Which brings me to the other way I look at plot, to which the hedge metaphor is no longer applicable.

Basically, I know that at some point in the story, Point X happens. Actually, in my current project, I have a Point X. It was the Point that originally came to me (I didn't think it up. I believing thinking up things is bad). I realized, "Oh, so this happens," and then it's a matter of solving the puzzle. Because once I get Point X, it's like one of those logic puzzles where you figure out which neighbor from which house brought which jello mold to which baby shower. I dissect what I know to pieces so that I can figure out how the story got there.

So, it's sort of like the hedge has already grown, and in order to shape it and tell the story right, I have to figure out where they roots are. Which is a bit of a complicated process.

At any rate, this is just how I do things. There are a hundred good ways to build character and a hundred good ways to build plot.

...but when it comes to the shaping of things, my rules are as follows:

1. Story authenticity. I always remain true to the story. Always. No conveniences. No changing things because I wanted them to grow a different way. What the reader wants doesn't matter. What I want doesn't matter. My goal is to tell the best story I can, to shape it the best I can. I have cried many tears over this rule, because, quite frankly, I don't like to see my characters lose or be wrong or die or get hurt or end up broken hearted. But that's the way I roll.
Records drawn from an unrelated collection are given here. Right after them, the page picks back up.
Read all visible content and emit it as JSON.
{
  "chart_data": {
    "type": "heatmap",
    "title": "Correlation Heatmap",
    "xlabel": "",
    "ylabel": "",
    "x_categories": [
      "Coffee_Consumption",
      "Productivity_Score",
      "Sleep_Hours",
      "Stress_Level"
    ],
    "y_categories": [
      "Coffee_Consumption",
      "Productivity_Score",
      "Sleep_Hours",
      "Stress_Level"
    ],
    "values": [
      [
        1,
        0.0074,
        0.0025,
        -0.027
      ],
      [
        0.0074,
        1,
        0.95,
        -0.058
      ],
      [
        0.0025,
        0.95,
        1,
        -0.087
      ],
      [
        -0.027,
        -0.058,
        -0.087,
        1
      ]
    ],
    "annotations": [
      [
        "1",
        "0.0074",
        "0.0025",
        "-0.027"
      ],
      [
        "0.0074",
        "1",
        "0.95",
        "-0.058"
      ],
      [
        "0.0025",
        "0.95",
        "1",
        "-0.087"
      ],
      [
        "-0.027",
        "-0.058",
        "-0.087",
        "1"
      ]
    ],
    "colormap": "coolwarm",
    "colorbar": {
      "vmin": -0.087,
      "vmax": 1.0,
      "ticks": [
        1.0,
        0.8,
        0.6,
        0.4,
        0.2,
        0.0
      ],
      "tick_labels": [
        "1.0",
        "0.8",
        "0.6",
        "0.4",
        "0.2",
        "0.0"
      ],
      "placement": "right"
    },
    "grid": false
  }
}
2. "No one is safe." This rule exists because of the first, but it's important enough to pull out. No character gets immunity. Ever.

3. "Never be afraid to destroy your own plot." Sometimes, I get so sure that the plot's going to be a swan that I ignore the signs that it's going to be a dragon instead. If I find myself thinking, "But if _____ happens, that'll mess everything up!", I groan and mutter because I know I just answered my own unasked question. So I destroy my own plot as it was, watch it go up in smoke or shatter into pieces, and then I realize the plot that it was always meant to be. Like putting coal under pressure. The diamond then shows.

4. "When in doubt, blow something up." I figure that if I'm starting to get bored with the plot, the reader'll also be getting bored. Most likely, this means I'm missing something in the story because I was being a lazy gardener. See above.

5. "Love plot holes." They're opportunities.

Gotta go, but I hope this gives you some ideas. Just remember the there's no right or wrong way. (Unless you have conveniences. Then I'll be a mad Ribbit.)